Promoting Public Health


Yongjun Heo '09, a biology and public policy major from Newburgh, Ind., received funding from the Lang Center for Civic and Social Responsibility to spend last summer working in a medical clinic in a rural Venezuelan village. He is now planning a return trip under the auspices of Pemón Health, an organization he founded to address preventative medicine and health issues. Yongjun is also a member of the men's track and field team and regularly plays ice hockey with the Swarthmore Motherpuckers. Write to him at yheo@pemonhealth.org

A few hours later I safely landed on a dirt runway, and the doctor, villagers, and mosquitoes gave me a hearty welcome. As I walked through the village I noticed that many people were openly staring at me. Dr. Sambrano told me that the Pemón people were very interested by my arrival because they rarely meet foreigners, and they have never seen an Asian person before. I wandered through the village, noting the long dirt roads that ran alongside the mud-brick, thatched roof homes. The ground was littered with discarded plastic containers and supplies that seemed to have been used for construction. As I passed the clay-dirt soccer field, Dr. Sambrano explained that the village, though always poor, had been suffering an economic crisis. Village commerce slowly ground to a halt after a local mine was shutdown a few years ago. With an average of eight children and no steady source of income, most families were unable to afford food.

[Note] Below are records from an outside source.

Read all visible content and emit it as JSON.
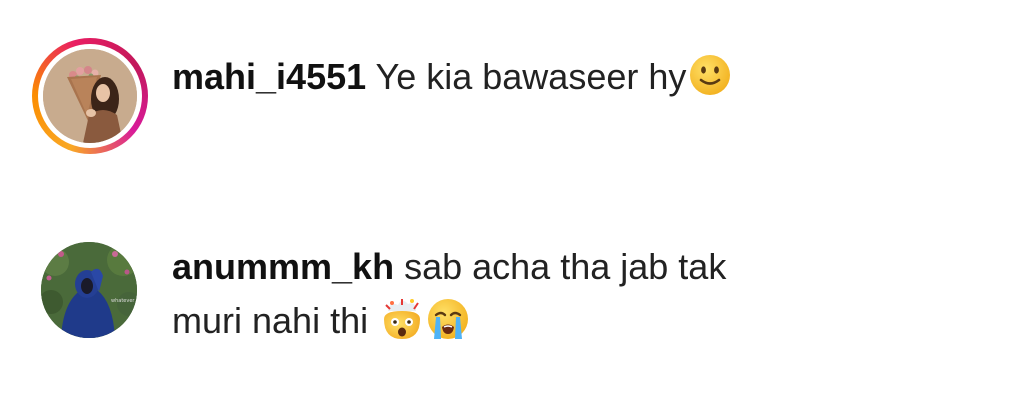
{
  "comments": [
    {
      "username": "mahi_i4551",
      "text": "Ye kia bawaseer hy",
      "emojis": [
        "slightly-smiling-face"
      ],
      "has_story_ring": true
    },
    {
      "username": "anummm_kh",
      "text_line1": "sab acha tha jab tak",
      "text_line2": "muri nahi thi",
      "emojis": [
        "exploding-head",
        "loudly-crying-face"
      ],
      "has_story_ring": false
    }
  ],
  "colors": {
    "background": "#ffffff",
    "text": "#111111",
    "story_ring_start": "#f9a825",
    "story_ring_end": "#d81b9a",
    "emoji_yellow": "#f7c01f"
  }
}
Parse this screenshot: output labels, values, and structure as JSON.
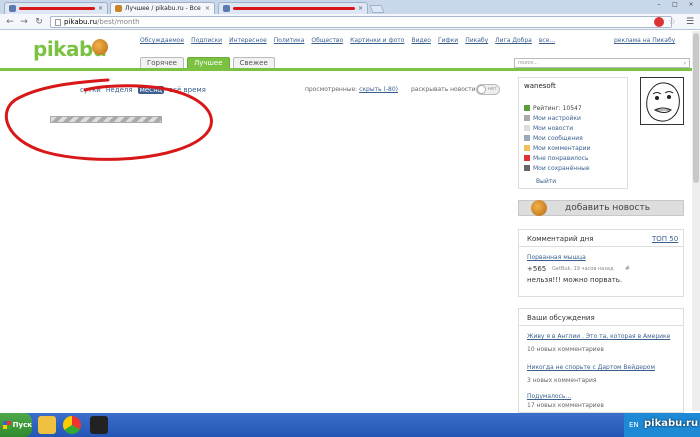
{
  "browser": {
    "tabs": [
      {
        "label": "",
        "redacted": true
      },
      {
        "label": "Лучшее / pikabu.ru - Все"
      },
      {
        "label": "",
        "redacted": true
      }
    ],
    "tab_close": "×",
    "window_buttons": [
      "–",
      "□",
      "×"
    ],
    "url_host": "pikabu.ru",
    "url_path": "/best/month",
    "nav": {
      "back": "←",
      "forward": "→",
      "reload": "↻"
    },
    "star": "☆",
    "wrench": "🔧"
  },
  "site": {
    "logo": "pikabu",
    "nav_links": [
      "Обсуждаемое",
      "Подписки",
      "Интересное",
      "Политика",
      "Общество",
      "Картинки и фото",
      "Видео",
      "Гифки",
      "Пикабу",
      "Лига Добра",
      "все..."
    ],
    "ad_link": "реклама на Пикабу",
    "filter_tabs": [
      {
        "label": "Горячее",
        "active": false
      },
      {
        "label": "Лучшее",
        "active": true
      },
      {
        "label": "Свежее",
        "active": false
      }
    ],
    "search_placeholder": "поиск...",
    "search_go": "›"
  },
  "toolbar": {
    "periods": [
      {
        "label": "сутки",
        "current": false
      },
      {
        "label": "неделя",
        "current": false
      },
      {
        "label": "месяц",
        "current": true
      },
      {
        "label": "всё время",
        "current": false
      }
    ],
    "viewed_label": "просмотренные:",
    "viewed_link": "скрыть (-80)",
    "expand_label": "раскрывать новости",
    "toggle_label": "нет",
    "toggle_on": false
  },
  "user": {
    "name": "wanesoft",
    "links": [
      {
        "label": "Рейтинг: 10547",
        "icon": "rating-icon",
        "color": "#5b9f3a",
        "plain": true
      },
      {
        "label": "Мои настройки",
        "icon": "settings-icon",
        "color": "#aaaaaa"
      },
      {
        "label": "Мои новости",
        "icon": "news-icon",
        "color": "#dddddd"
      },
      {
        "label": "Мои сообщения",
        "icon": "messages-icon",
        "color": "#9ab"
      },
      {
        "label": "Мои комментарии",
        "icon": "comments-icon",
        "color": "#f0c060"
      },
      {
        "label": "Мне понравилось",
        "icon": "heart-icon",
        "color": "#d33"
      },
      {
        "label": "Мои сохранённые",
        "icon": "saved-icon",
        "color": "#666"
      }
    ],
    "logout": "Выйти"
  },
  "add_news": "добавить новость",
  "comment_of_day": {
    "title": "Комментарий дня",
    "top_link": "ТОП 50",
    "post_link": "Порванная мышца",
    "score": "+565",
    "meta": "GetBuk, 19 часов назад",
    "hash": "#",
    "text": "нельзя!!! можно порвать."
  },
  "discussions": {
    "title": "Ваши обсуждения",
    "items": [
      {
        "link": "Живу я в Англии . Это та, которая в Америке",
        "count": "10 новых комментариев"
      },
      {
        "link": "Никогда не спорьте с Дартом Вейдером",
        "count": "3 новых комментария"
      },
      {
        "link": "Подумалось...",
        "count": "17 новых комментариев"
      }
    ]
  },
  "taskbar": {
    "start": "Пуск",
    "lang": "EN",
    "watermark": "pikabu.ru"
  },
  "colors": {
    "accent_green": "#7bc142",
    "link_blue": "#3a5f8f",
    "annotation_red": "#d81818"
  },
  "loading_progress": 1.0
}
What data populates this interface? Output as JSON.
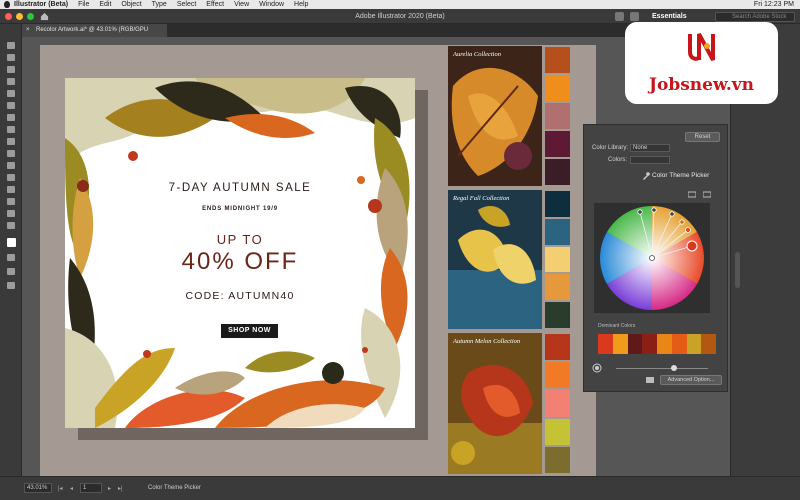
{
  "menubar": {
    "items": [
      "Illustrator (Beta)",
      "File",
      "Edit",
      "Object",
      "Type",
      "Select",
      "Effect",
      "View",
      "Window",
      "Help"
    ],
    "clock": "Fri 12:23 PM"
  },
  "app": {
    "title": "Adobe Illustrator 2020 (Beta)",
    "workspace": "Essentials",
    "search_placeholder": "Search Adobe Stock"
  },
  "document": {
    "tab_label": "Recolor Artwork.ai* @ 43.01% (RGB/GPU Preview)"
  },
  "poster": {
    "headline": "7-DAY AUTUMN SALE",
    "subline": "ENDS MIDNIGHT 19/9",
    "up_to": "UP TO",
    "discount": "40% OFF",
    "code": "CODE: AUTUMN40",
    "cta": "SHOP NOW"
  },
  "collections": [
    {
      "label": "Aurelia Collection",
      "swatches": [
        "#b5501c",
        "#f08e1c",
        "#b07070",
        "#5e1a34",
        "#3b1d28"
      ]
    },
    {
      "label": "Regal Fall Collection",
      "swatches": [
        "#0f2e3d",
        "#2b6380",
        "#f3cf72",
        "#e5993b",
        "#2a3d2c"
      ]
    },
    {
      "label": "Autumn Melon Collection",
      "swatches": [
        "#b6361b",
        "#f07a25",
        "#f28073",
        "#c5c236",
        "#7c6c2e"
      ]
    }
  ],
  "color_panel": {
    "reset_label": "Reset",
    "library_label": "Color Library:",
    "library_value": "None",
    "colors_label": "Colors:",
    "colors_value": "",
    "theme_picker_label": "Color Theme Picker",
    "dominant_label": "Dominant Colors",
    "dominant_colors": [
      "#d93a1e",
      "#f09b1a",
      "#5e1a1a",
      "#8a1f14",
      "#e88616",
      "#e55c17",
      "#c9a326",
      "#b25813"
    ],
    "advanced_label": "Advanced Option..."
  },
  "logo": {
    "brand": "Jobsnew.vn",
    "mark": "JN"
  },
  "status": {
    "zoom": "43.01%",
    "page": "1",
    "tool": "Color Theme Picker"
  },
  "colors": {
    "accent_red": "#c8141b"
  }
}
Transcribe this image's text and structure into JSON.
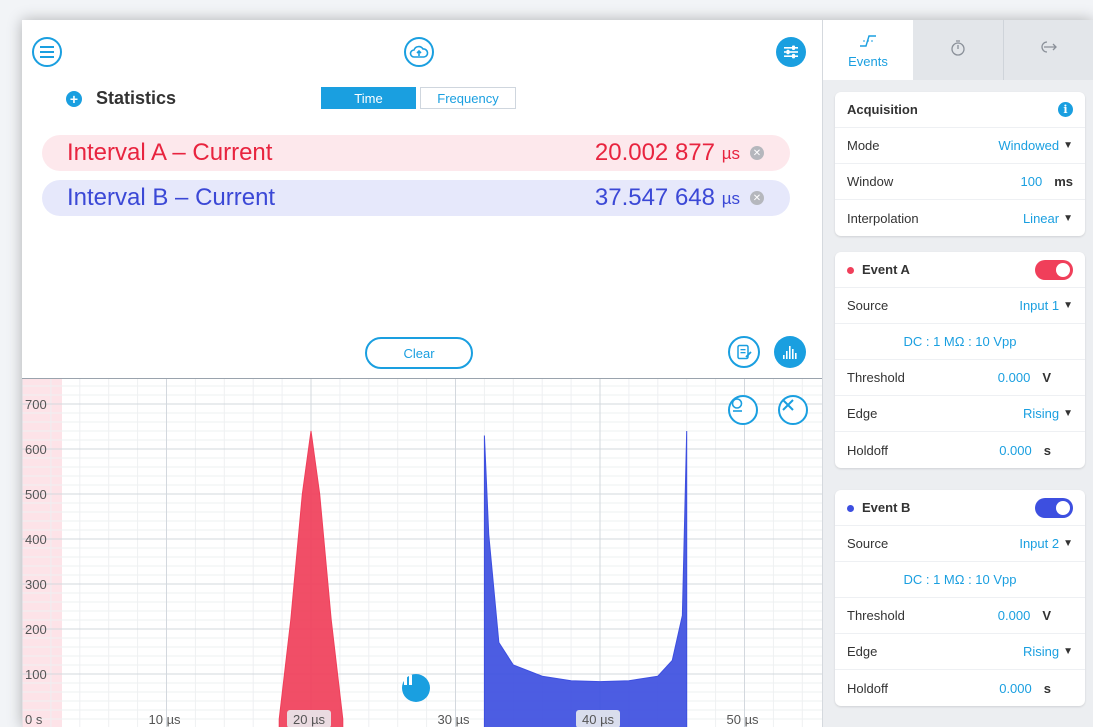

Dr. Simon Sambrano and Yongjun Heo '09 in front of the medical clinic in Urimán.
I entered the small examination room and noticed that it was only equipped with one bed and assorted antiseptics. I am not sure what I expected to see, but I was shocked at how bare the rooms were. In another room, I noticed a desk covered in plastic with piles of paper on top of it. Dr. Sambrano explained that the desk also doubles as a table used for stitching. In the back of the ambulatory, I noticed a number of patients lying in hammocks with intravenous catheters attached to their dangling arms. The doctor explained to me that every day new patients with malaria arrive at the ambulatory.
Dr. Sambrano is the only person trained in Western medicine in the village, and has been living in Urimán for a year. Ever since his arrival, he has worked 12 to 15 hours seven days a week. He treats an average of 50 to 60 patients every day, giving him little time to do anything else. It was not uncommon for him to skip meals in order to attend to patients. Along with his demanding work as the only doctor in Urimán, he also acts as a cook, janitor, carpenter, secretary, and community leader. I am still amazed by the amount of work that he has done in order to keep his clinic-and the village-up and running. Meeting an individual who has invested so much of his time and energy for the betterment of a community in crisis was inspiring. I have never met anyone like him before. He had a degree of responsibility that I could not imagine having myself; the lives of all the villagers depend upon his medical expertise and care.

Yongjun learned how to administer vaccines soon after his arrival.
For the next month, time passed quickly. After waking up at 7 a.m. every day to realize that a few mosquitoes had yet again penetrated my mosquito net, I examined overnight patients with Dr. Sambrano to make sure they were showing signs of improvement. Then I assisted him with incoming patients, whom he treated to the best of his ability given the limited amount of medicine available. At 9 a.m. we had breakfast cooked by Aunt Corimoto, one of the villagers who helped with the maintenance of the clinic. During the next few hours, I built new shelves for the pharmacy, organized patient care materials to expedite treatment of incoming patients, or worked on one of many other jobs to help the ambulatory run smoothly. If the number of patients arriving at the clinic slowed down, we sat down to have lunch at 2. If not, we grabbed something quick to eat and continued working. After the meal, Dr. Sambrano continued treating patients as I checked on those in the recovery stage. On a typical day the majority of patients arrived before sundown, but there were always a couple of late-night visits. Dr. Sambrano refused to set strict closing hours for the clinic because he thought that it would be unreasonable for him to refuse to treat a patient in need at any time, day or night. From 10 p.m. to midnight we would finally both take some time to rest and relax.

Children gather outside the clinic for the village's immunization day.
I soon realized that malaria was a very widespread disease in Urimán. It is common for a villager to be affected at least once each year. Malaria patients can hardly communicate as they lie still in their hammocks, and they seem to barely cling to life. After confirming the diagnoses through microscopy, we started the patients on medicines that would steadily kill off the parasite. Another disease the doctor and I treated was Leishmaniasis, a horrific-looking parasitic infection leading to the eruption of a skin sore resembling leprosy. Every time I realized that I was bitten by something, a mental, silent scream detonated within me. Becoming infected with the disease itself was not my only fear: the treatment of Leishmaniasis is a long-term process of receiving injections with 3-inch needle syringes into each side of one's backside, once daily, for more than a month.

Yongjun and a baby he helped deliver during its one-week check-up.